Monthly Archives: Januari 2014

RANGKAIAN TEST MONITOR SSB

Selamat Tahun Baru 2014.

Tepat di awal tahun ini kita akan membuat sebuah proyek sederhana tetapi sangat bermanfaat untuk menunjang eksperimen dalam pembuatan pemancar dan penguat linier Single Side Band ( SSB ).

Sepanjang saya membuat eksperimen terkait SSB, saya selalu bertanya-tanya tentang bagaimana hasil eksperimen tersebut ketika dipancarkan untuk berkomunikasi. Upaya memantau melalui radio kempitan dan penerima SDR sederhana hasilnya kurang memuaskan, apalagi jika mengandalkan report dari rekan Radio Amatir ketika berkomunikasi. Wah, dari 10 orang yang ditanya mungkin hasilnya bisa 25 pendapat yang berbeda-beda tergantung mood masing-masing he he he . . .

Berikut ini adalah rangkaian yang bisa digunakan memonitor secara real time signal SSB yang dipancarkan oleh pesawat pemancar atau penguat linier yang sedang kita coba, sehingga kita bisa tahu bagaimana pengaruh perubahan setelan bias, perubahan volume modulasi atau mic gain, perubahan nilai komponen dan sebagainya, terhadap kualitas pancarannya.

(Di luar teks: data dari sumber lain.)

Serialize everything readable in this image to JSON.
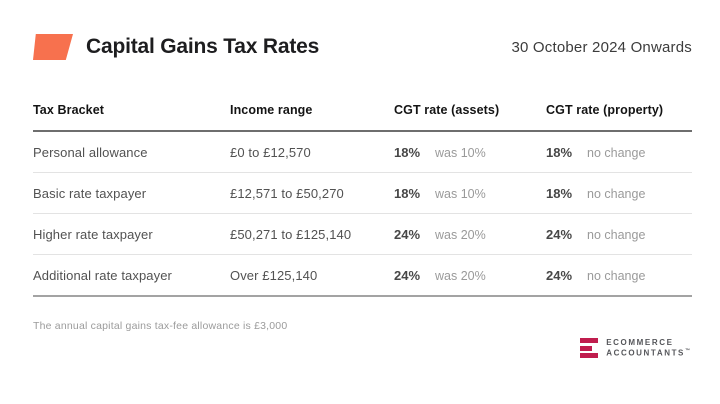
{
  "header": {
    "title": "Capital Gains Tax Rates",
    "date_range": "30 October 2024 Onwards"
  },
  "table": {
    "columns": [
      "Tax Bracket",
      "Income range",
      "CGT rate (assets)",
      "CGT rate (property)"
    ],
    "rows": [
      {
        "bracket": "Personal allowance",
        "income_range": "£0 to £12,570",
        "assets_rate": "18%",
        "assets_note": "was 10%",
        "property_rate": "18%",
        "property_note": "no change"
      },
      {
        "bracket": "Basic rate taxpayer",
        "income_range": "£12,571 to £50,270",
        "assets_rate": "18%",
        "assets_note": "was 10%",
        "property_rate": "18%",
        "property_note": "no change"
      },
      {
        "bracket": "Higher rate taxpayer",
        "income_range": "£50,271 to £125,140",
        "assets_rate": "24%",
        "assets_note": "was 20%",
        "property_rate": "24%",
        "property_note": "no change"
      },
      {
        "bracket": "Additional rate taxpayer",
        "income_range": "Over £125,140",
        "assets_rate": "24%",
        "assets_note": "was 20%",
        "property_rate": "24%",
        "property_note": "no change"
      }
    ]
  },
  "footnote": "The annual capital gains tax-fee allowance is £3,000",
  "branding": {
    "line1": "ECOMMERCE",
    "line2": "ACCOUNTANTS",
    "trademark": "™"
  },
  "colors": {
    "accent_orange": "#F7714E",
    "brand_crimson": "#C01D4E"
  }
}
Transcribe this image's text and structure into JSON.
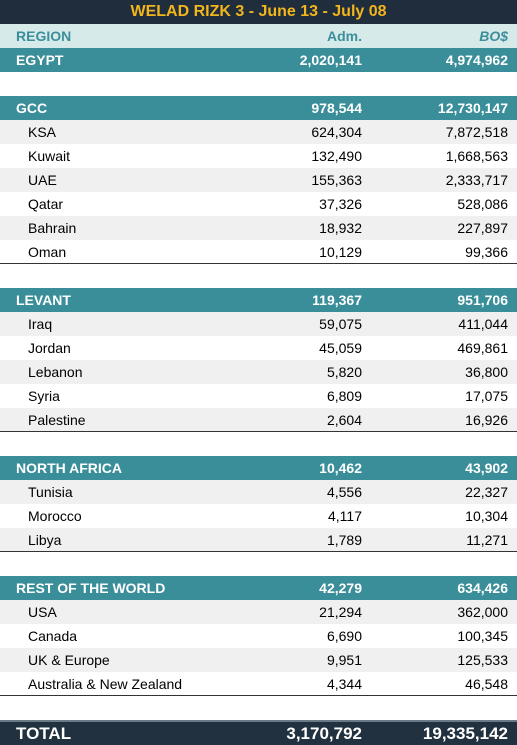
{
  "title": "WELAD RIZK 3 - June 13 - July 08",
  "columns": [
    "REGION",
    "Adm.",
    "BO$"
  ],
  "sections": [
    {
      "region": "EGYPT",
      "adm": "2,020,141",
      "bo": "4,974,962",
      "rows": []
    },
    {
      "region": "GCC",
      "adm": "978,544",
      "bo": "12,730,147",
      "rows": [
        {
          "name": "KSA",
          "adm": "624,304",
          "bo": "7,872,518"
        },
        {
          "name": "Kuwait",
          "adm": "132,490",
          "bo": "1,668,563"
        },
        {
          "name": "UAE",
          "adm": "155,363",
          "bo": "2,333,717"
        },
        {
          "name": "Qatar",
          "adm": "37,326",
          "bo": "528,086"
        },
        {
          "name": "Bahrain",
          "adm": "18,932",
          "bo": "227,897"
        },
        {
          "name": "Oman",
          "adm": "10,129",
          "bo": "99,366"
        }
      ]
    },
    {
      "region": "LEVANT",
      "adm": "119,367",
      "bo": "951,706",
      "rows": [
        {
          "name": "Iraq",
          "adm": "59,075",
          "bo": "411,044"
        },
        {
          "name": "Jordan",
          "adm": "45,059",
          "bo": "469,861"
        },
        {
          "name": "Lebanon",
          "adm": "5,820",
          "bo": "36,800"
        },
        {
          "name": "Syria",
          "adm": "6,809",
          "bo": "17,075"
        },
        {
          "name": "Palestine",
          "adm": "2,604",
          "bo": "16,926"
        }
      ]
    },
    {
      "region": "NORTH AFRICA",
      "adm": "10,462",
      "bo": "43,902",
      "rows": [
        {
          "name": "Tunisia",
          "adm": "4,556",
          "bo": "22,327"
        },
        {
          "name": "Morocco",
          "adm": "4,117",
          "bo": "10,304"
        },
        {
          "name": "Libya",
          "adm": "1,789",
          "bo": "11,271"
        }
      ]
    },
    {
      "region": "REST OF THE WORLD",
      "adm": "42,279",
      "bo": "634,426",
      "rows": [
        {
          "name": "USA",
          "adm": "21,294",
          "bo": "362,000"
        },
        {
          "name": "Canada",
          "adm": "6,690",
          "bo": "100,345"
        },
        {
          "name": "UK & Europe",
          "adm": "9,951",
          "bo": "125,533"
        },
        {
          "name": "Australia & New Zealand",
          "adm": "4,344",
          "bo": "46,548"
        }
      ]
    }
  ],
  "total": {
    "label": "TOTAL",
    "adm": "3,170,792",
    "bo": "19,335,142"
  }
}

Silahkan diamati dulu skemanya sebagai berikut :

Skema Tes Monitor SSB

Rangkaian saya solder menumpang dari PCB proyek lain yg tidak jadi, tapi sudah ada penguat audio LM386-nya jadinya begini :

Foto Tes Monitor SSB

KETERANGAN :

1.  Antena cukup menggunakan antena tarik yang pendek, waktu uji coba cuma saya hubungkan dengan kabel yang panjangnya kira-kira 1 meter saja.

2.  Oscillator bisa menggunakan rangkaian apa saja yang anda punya.  Ketika dicoba saya menggunakan oscillator DDS dan frekuensi di set sesuai frekuensi yang dipancarkan oleh transmitter.  Namun demikian sekalipun frekuensi pancaran di 6,990 dan 7,000 MHz ketika frekuensi oscillator saya rubah ke 10.000 MHz ternyata tetap bisa berfungsi juga.  Mungkin karena saya test pada penguat linier yang outputnya cukup besar ?  Hmmm . . . masih perlu investigasi nih.
Jadi silahkan memilih rangkaian oscillator yang anda suka, yang sederhana dan praktis adalah rangkaian yang menggunakan kristal toh frekuensinya tidak banyak berpengaruh.  Silahkan dijadikan eksperimen anda pribadi hehe . . .

3.  Dioda saya gunakan DUG (Dioda Universal Germanium), saya comot asal saja dari laci kerja saya tidak diperhatikan nomornya berapa.  Kalau anda tidak punya dioda germanium dan adanya 1N4148 ya silahkan dipakai saja dulu.

4.  Penguat audio saya pakai LM386 karena saya sudah punya rangkaiannya di PCB proyek yg terhenti, silahkan jika anda mau pakai rangkaian yang lain.  Tadinya saya pakai setting penguatan 20 kali ternyata volumenya kurang besar, sehingga saya rubah sesuai rangkaian di atas yang penguatannya 200 kali.  Saya rasa volumenya sudah cukup besar buat yang telinganya budeg dikit seperti saya hehe . . .

5.  Output audio dari LM386 bisa digunakan untuk menggerakkan loud speaker kecil, tapi nanti akan feedback ke rangkaian pemancar yang kita coba.  Makanya silahkan dihubungkan ke headphone yang biasa saja, karena output LM386 cocoknya untuk yang impedansinya tidak terlalu tinggi.

UPDATE :

Agar monitor lebih mantab silahkan ganti RFC dengan rangkaian LC paralel sesuai band yang dimonitor.  Nilai L dan C silahkan mencontek yang sudah ada pada rangkaian Band Pass Filter (BPF) baik rangkaian BITX, Ararinha, Bingo, Emprit, Prenjak, Micro 40S dan sebagainya.  Yang saya coba koil digulung pada koker 8 mm induktansi sekitar 6,8 uH diparalel dengan kapasitor 47 pF.  Dengan memutar inti ferit bisa dicari resonansi yang tepat dan monitor lebih besar dan nyaman.

Saya belum tahu penyebabnya, tapi suara bisa lebih besar kalau kita monitor sambil menyentuh kenop/body potensio yang digunakan.

Ini gambar Bro . . .

Tes Monitor SSB Skema Update

Selamat mencoba, semoga sukses dengan eksperimennya.